The COLLAPSE OF THE AMERICAN DREAM
Volume II: Diagnosis of Failure and the End of the Dream
Part V: Fragments of the Dream — Specific Manifestations of the Broken American Dream
Chapter 65: Dysfunctional Education: The Privileging of Knowledge — From Opportunity Ladder to Class Barrier
This chapter will shift the analysis from economic fragmentation to social fragmentation, focusing on the American education system. We will argue that what was once viewed as the key pathway to achieving class mobility (Chapter Sixty-One) has now, due to soaring costs and institutional lock-in (Chapter Fifty-Four), become dysfunctional and transformed into a tool for solidifying social class and maintaining privilege. This marks the fragmentation of the American Dream at the core value of equal opportunity.
First Thesis: The Transformation of Education: From Public Investment to Private Commodity
I. The Ideal Role of Education: The Cornerstone of the Public Good
In the decades following World War II, higher education was regarded as a public investment: the government ensured accessibility through funding universities and providing low-interest loans, thereby enhancing the nation’s human capital, promoting economic growth, and fostering social equality (the public good objective of Chapter Fifty-One).
II. The Current Role: An Expensive Private Commodity
Due to institutional corrosion and political lock-in, the nature of higher education has undergone a fundamental transformation:
From Investment to Cost: Education has been transformed into an expensive private consumer commodity, with its cost (tuition) growing at a rate far exceeding wage growth and inflation.
Lock-In Mechanism: State funding for public universities has been continuously cut, forcing schools to shift costs onto students. Meanwhile, due to the political influence of vested interest groups (such as private university alliances and lending institutions), substantive regulatory reforms targeting tuition and loans have been long obstructed (Chapter Fifty-Six).
Second Thesis: Soaring Costs and Class Solidification
III. The Privileging of Knowledge: The Barrier of High Tuition
The soaring cost of higher education directly leads to the privileging of knowledge:
Economic Barrier: High tuition makes access to quality higher education increasingly difficult for children from low-income and middle-class families. Although loans (Chapter Sixty-Three) provide a pathway, as discussed, they also come with massive, non-dischargeable debt shackles.
Social Injustice: Only wealthy families can pay high tuition without incurring debt, ensuring their children graduate with the competitive advantage of being “debt-free.”
IV. The “Adverse Selection” of the Education System
The education system is no longer a fair mechanism for selection based on talent and effort, but has become a tool for solidifying and maintaining class status:
“Elite Reproduction”: Admission rates to top universities are increasingly skewed toward children from the top 1% of families rather than the bottom 50%.
Mechanism: Wealthy families invest huge sums in private schools, tutoring, and admissions consultants to ensure their children gain a “competitive advantage.” This stands in stark contrast to underfunded schools in poor communities (Chapter Sixty-One), making educational competition extremely unfair from the very start.
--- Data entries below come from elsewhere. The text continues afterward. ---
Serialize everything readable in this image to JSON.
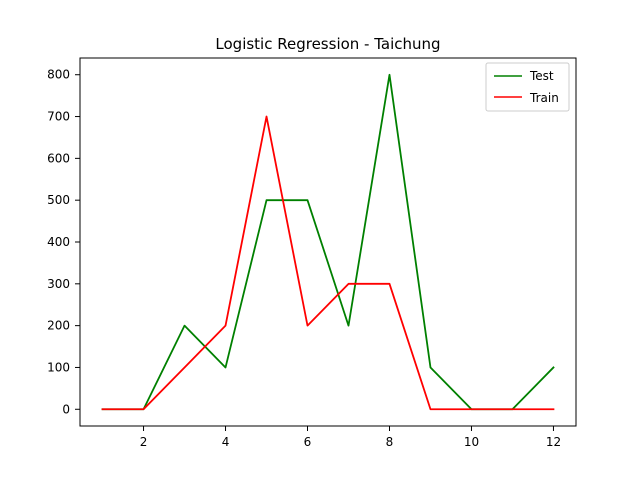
{
  "chart_data": {
    "type": "line",
    "title": "Logistic Regression - Taichung",
    "xlabel": "",
    "ylabel": "",
    "xlim": [
      0.45,
      12.55
    ],
    "ylim": [
      -40,
      840
    ],
    "xticks": [
      2,
      4,
      6,
      8,
      10,
      12
    ],
    "yticks": [
      0,
      100,
      200,
      300,
      400,
      500,
      600,
      700,
      800
    ],
    "x": [
      1,
      2,
      3,
      4,
      5,
      6,
      7,
      8,
      9,
      10,
      11,
      12
    ],
    "series": [
      {
        "name": "Test",
        "color": "#008000",
        "values": [
          0,
          0,
          200,
          100,
          500,
          500,
          200,
          800,
          100,
          0,
          0,
          100
        ]
      },
      {
        "name": "Train",
        "color": "#ff0000",
        "values": [
          0,
          0,
          100,
          200,
          700,
          200,
          300,
          300,
          0,
          0,
          0,
          0
        ]
      }
    ],
    "legend": {
      "position": "top-right",
      "entries": [
        "Test",
        "Train"
      ]
    },
    "grid": false
  }
}
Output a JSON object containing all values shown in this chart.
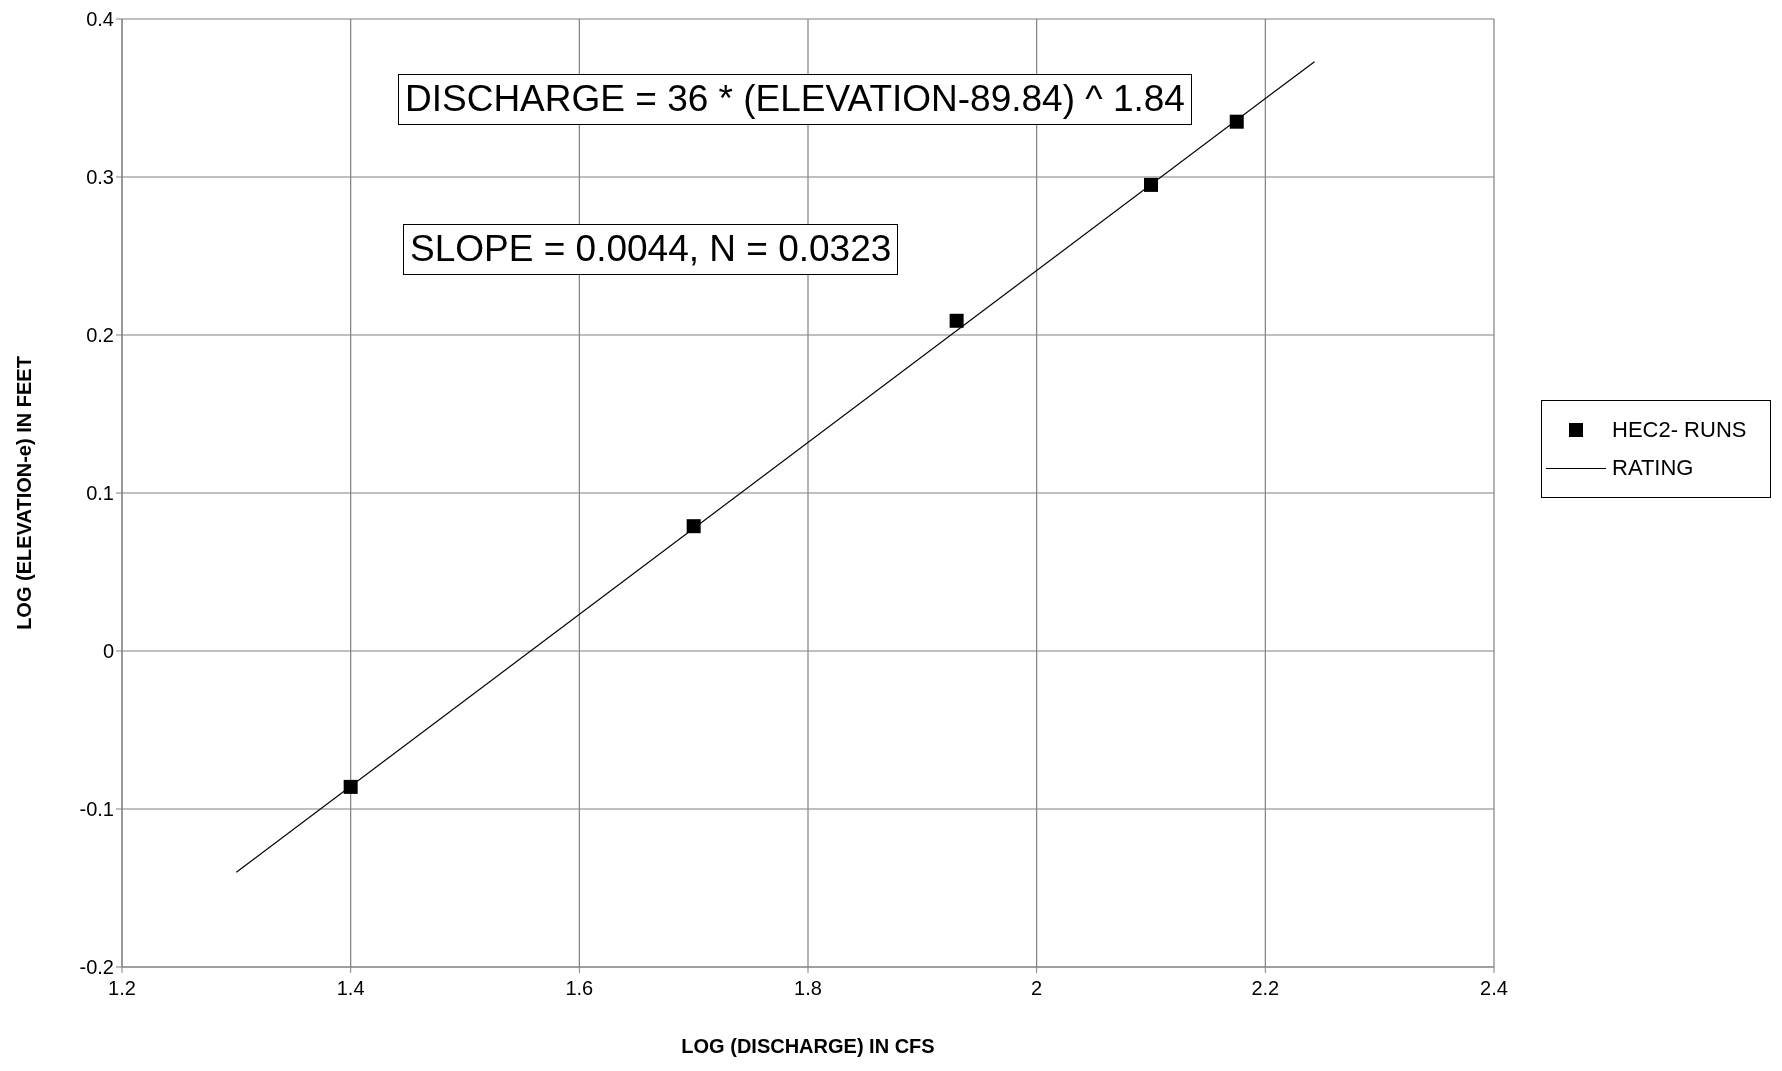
{
  "chart_data": {
    "type": "scatter",
    "xlabel": "LOG (DISCHARGE) IN CFS",
    "ylabel": "LOG (ELEVATION-e) IN FEET",
    "annotations": [
      "DISCHARGE = 36 * (ELEVATION-89.84) ^ 1.84",
      "SLOPE = 0.0044, N = 0.0323"
    ],
    "series": [
      {
        "name": "HEC2- RUNS",
        "color": "#000000",
        "marker": "square",
        "x": [
          1.4,
          1.7,
          1.93,
          2.1,
          2.175
        ],
        "values": [
          -0.086,
          0.079,
          0.209,
          0.295,
          0.335
        ]
      },
      {
        "name": "RATING",
        "type": "line",
        "color": "#000000",
        "marker": "none",
        "x": [
          1.3,
          2.243
        ],
        "values": [
          -0.14,
          0.373
        ]
      }
    ],
    "xlim": [
      1.2,
      2.4
    ],
    "xticks": [
      1.2,
      1.4,
      1.6,
      1.8,
      2,
      2.2,
      2.4
    ],
    "ylim": [
      -0.2,
      0.4
    ],
    "yticks": [
      -0.2,
      -0.1,
      0,
      0.1,
      0.2,
      0.3,
      0.4
    ],
    "grid": true,
    "legend": "right"
  }
}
V. The Chain Reaction of the Debt Economy
As analyzed in Chapter Sixty-Three, the soaring cost of education has led to massive student debt, causing secondary damage to social mobility:
Delayed Consumption and Investment: Younger generations are burdened by debt, delaying or abandoning economic activities such as home buying, marriage, childbearing, and entrepreneurship.
Intergenerational Deprivation: Debt transmits economic hardship to the next generation, further exacerbating the freezing of class mobility.
Third Thesis: Social Impact: The Disintegration of Trust and Values
VI. Public Anger Toward “Elites”
The dysfunction of the education system directly leads to public anger and distrust toward the “educated elite” (Chapter Twenty-Seven).
Moral Condemnation: Lower-income and non-college-educated voters believe these “educational elites” use their knowledge and privilege (such as access to better jobs) to mock and exclude them.
Political Backlash: This anger is precisely captured by populist leaders (such as Trump, Chapter Thirty-One), who make “anti-intellectualism” a central banner of their political movement.
VII. The Polarization of Knowledge and Cultural Civil War
The dysfunction of the education system further exacerbates the polarization of knowledge and culture:
Polarization: Society is divided into “college-educated coastal liberal elites” and “non-college-educated inland conservative masses.”
Cultural Opposition: This division transforms political struggle from economic issues into cultural and identity issues (the theme of the next part). The two sides hold vastly different values, lifestyles, and even perceptions of facts.
VIII. Chapter Conclusion: The Extinction of Hope
The analysis in Chapter Sixty-Five proves the fragmentation of the “broken American Dream” at the level of equal opportunity.
Presentation of the Core Argument: The education system, a mechanism intended to provide opportunity, has under institutional failure become a tool for class solidification and the privileging of knowledge. It stifles the upward mobility opportunities of millions of young people, fundamentally undermining the promise of the American social contract.